PCI DSS 4.0 is now mandatory — what engineering teams need to build

On 31 March 2025, 51 PCI DSS requirements that had been sitting in a "best practice" holding pen became mandatory. If you process card payments and haven't done the engineering work yet, you're already non-compliant.

Most of the coverage around PCI DSS 4.0 has been compliance-focused. Auditors talking to auditors. But the hard part isn't understanding the requirements. It's building the systems that meet them. Here's what's actually involved from an engineering perspective.

MFA everywhere, not just for admins

Under 3.2.1, multi-factor authentication was only required for remote administrative access. Now it's required for all access to the cardholder data environment. Anyone who touches the CDE — developers, ops, support staff — needs MFA.

This isn't a policy change you can handle with a document update. It's infrastructure work. You need to integrate an identity provider, configure access controls per environment, and probably rethink how your team accesses production systems day to day.

If you're using a third-party vault or payment service provider and never touch cardholder data directly, this one might not apply to you. But if you're storing card data in-house, it's a significant build.

Payment page scripts need an inventory

Requirements 6.4 and 11.6 are the ones that will catch people out. You now need a documented inventory of every script running on your payment pages. That analytics tag, the chat widget, the retargeting pixel — all of them need to be explicitly authorised. And you need a mechanism to detect when something unauthorised loads.

This is the requirement that closes the door on Magecart-style attacks — those skimming scripts that inject themselves into checkout pages and quietly siphon card data from the browser. The PCI Council saw enough of those incidents to make this mandatory.

In practice, this means Content Security Policy headers, Subresource Integrity checks, and runtime monitoring on your payment pages. If you've been loading third-party scripts loosely on checkout, that stops now.

Passwords get longer

Minimum password length goes from 7 to 12 characters. If your system still enforces 8-character minimums, that needs updating. Not complicated, but it touches authentication flows, validation logic, and user-facing copy. The kind of change that's easy to spec and annoying to ship across every service that handles credentials.

Continuous risk analysis replaces annual box-ticking

The old model was: do a risk assessment once a year, file it, move on. The new model requires a targeted risk analysis for any change to the environment. Add a new integration? Risk analysis. Change your hosting provider? Risk analysis.

For engineering teams, this means building change management into your deployment pipeline more formally.
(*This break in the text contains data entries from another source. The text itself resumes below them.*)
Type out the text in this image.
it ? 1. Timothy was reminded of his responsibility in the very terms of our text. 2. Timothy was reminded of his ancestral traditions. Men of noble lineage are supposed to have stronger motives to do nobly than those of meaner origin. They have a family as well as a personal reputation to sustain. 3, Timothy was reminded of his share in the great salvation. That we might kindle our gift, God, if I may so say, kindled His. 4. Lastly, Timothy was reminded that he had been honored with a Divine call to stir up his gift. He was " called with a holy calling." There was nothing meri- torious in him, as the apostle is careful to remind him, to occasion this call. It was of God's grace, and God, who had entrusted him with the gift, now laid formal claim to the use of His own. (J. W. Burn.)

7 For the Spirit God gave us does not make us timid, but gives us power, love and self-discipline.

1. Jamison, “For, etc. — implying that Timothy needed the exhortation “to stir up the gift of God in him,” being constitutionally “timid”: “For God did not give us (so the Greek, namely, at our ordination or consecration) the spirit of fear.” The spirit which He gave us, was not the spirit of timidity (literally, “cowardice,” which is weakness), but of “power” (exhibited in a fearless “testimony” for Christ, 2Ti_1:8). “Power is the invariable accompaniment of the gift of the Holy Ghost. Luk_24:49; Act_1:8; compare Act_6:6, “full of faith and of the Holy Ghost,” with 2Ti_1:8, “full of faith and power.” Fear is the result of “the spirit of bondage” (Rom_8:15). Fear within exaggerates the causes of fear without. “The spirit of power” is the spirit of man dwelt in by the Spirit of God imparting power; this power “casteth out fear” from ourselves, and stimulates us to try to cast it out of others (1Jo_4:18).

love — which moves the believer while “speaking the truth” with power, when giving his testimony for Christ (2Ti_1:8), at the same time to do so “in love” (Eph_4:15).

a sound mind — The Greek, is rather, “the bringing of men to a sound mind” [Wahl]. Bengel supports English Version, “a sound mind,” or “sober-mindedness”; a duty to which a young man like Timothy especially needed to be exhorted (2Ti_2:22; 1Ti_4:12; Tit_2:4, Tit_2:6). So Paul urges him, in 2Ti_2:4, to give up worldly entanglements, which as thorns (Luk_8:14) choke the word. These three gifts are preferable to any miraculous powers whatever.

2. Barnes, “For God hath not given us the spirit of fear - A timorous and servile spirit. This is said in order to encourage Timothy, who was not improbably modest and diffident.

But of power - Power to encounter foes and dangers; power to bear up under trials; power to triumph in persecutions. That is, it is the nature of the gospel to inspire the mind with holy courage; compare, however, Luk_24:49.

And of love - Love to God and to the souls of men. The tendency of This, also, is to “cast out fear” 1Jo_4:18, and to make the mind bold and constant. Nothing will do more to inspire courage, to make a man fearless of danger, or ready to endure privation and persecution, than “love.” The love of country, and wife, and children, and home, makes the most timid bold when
It's not enough to have a CI/CD pipeline that runs tests. You need a documented process for evaluating whether infrastructure changes affect your PCI scope.

What this means if you're building payment systems

We work with payment processors and merchant service providers. The pattern we keep seeing is teams that treated PCI 4.0 as a future problem and are now scrambling. The requirements aren't unreasonable, but they're real engineering work. MFA integration, script monitoring, logging changes. None of it ships itself.

If you're in the middle of this, the practical move is to triage by risk. MFA and payment page script controls are the highest-impact requirements. Get those done first. Password length and risk analysis processes can follow.

The deadline has passed. The question now is how quickly you can close the gaps.